54. The method of claim 52, further comprising evaluating the differentiation of the human amniotic epithelial cells by staining the human amniotic epithelial cells with tissue-specific antibodies.

55. A method of treating a lysosomal storage disease comprising administering to a patient suffering therefrom substantially purified human amniotic epithelial cells.

56. The method of claim 55 wherein said lysosomal storage disease is Tay-Sachs disease, Niemann-Pick disease, Fabry's disease, Gaucher's disease, Hunter's disease, Hurier's disease, a gangliosidosis, a mucopolysaccharidosis, or a glycogenosis.

57. A method of correcting inborn errors of metabolism affecting cardiovascular, respiratory, gastrointestinal, reproductive, or nervous systems, comprising implanting differentiated cells derived from purified human amniotic epithelial cells.

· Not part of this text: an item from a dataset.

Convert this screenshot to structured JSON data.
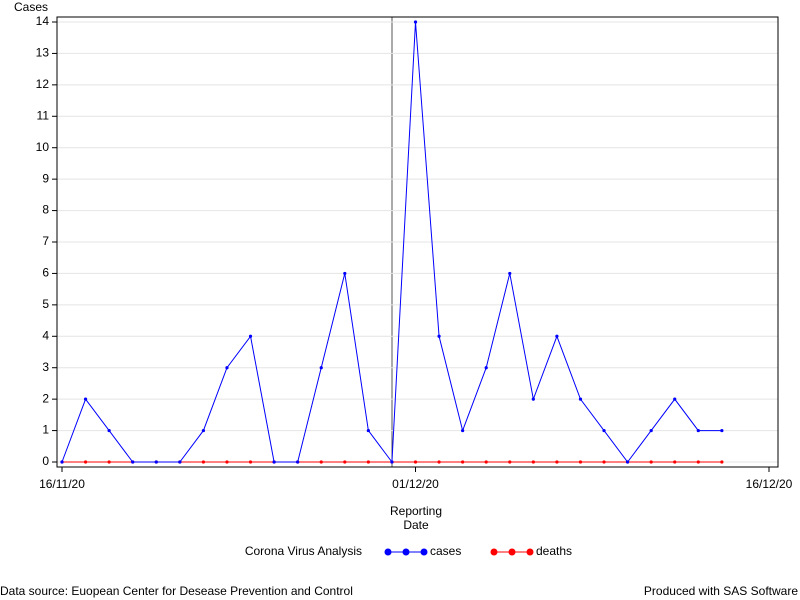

58. The method of claim 57 wherein the purified human amniotic epithelial cells have been transfected with specific gene(s).

59. A method of treating cancer in a patient suffering from cancer comprising using substantially purified human amniotic epithelial cells as autologous or heterologous transgene carriers in gene therapy.

60. A method of treating corneal epithelial defects, cartilage damage, or facial dermabrasion in a patient suffering from said corneal epithelial defects, cartilage damage, or facial dermabrasion, comprising replacing damaged tissue with substantially purified human amniotic epithelial cells and/or causing said damaged tissue to be regenerated using substantially purified human amniotic epithelial cells.

61. A method of treating corneal epithelial defects, cartilage damage, or facial dermabrasion in a patient suffering from said corneal epithelial defects, cartilage damage, or facial dermabrasion, comprising using substantially purified human amniotic epithelial cells as a burn or wound dressing.

62. A method of reconstructive treatment of damaged tissue comprising surgically implanting substantially purified human amniotic epithelial cells in the form of cell sheets, disaggregated cells, and cells embedded in carriers for regeneration of tissues for which differentiated cells have been produced.

63. A method of reconstructive treatment of tissues in patients comprising administering growth factors, cytokines, and other biological response modulators derived from substantially purified human amniotic epithelial cells.

64. The method of claim 63, wherein the treatment is in vivo.

65. The method of claim 63, wherein the treatment is ex vivo.

66. A substantially purified human amniotic epithelial cell prepared according to the method of claim 2.

67. A substantially purified human amniotic epithelial cell prepared according to the method of claim 31.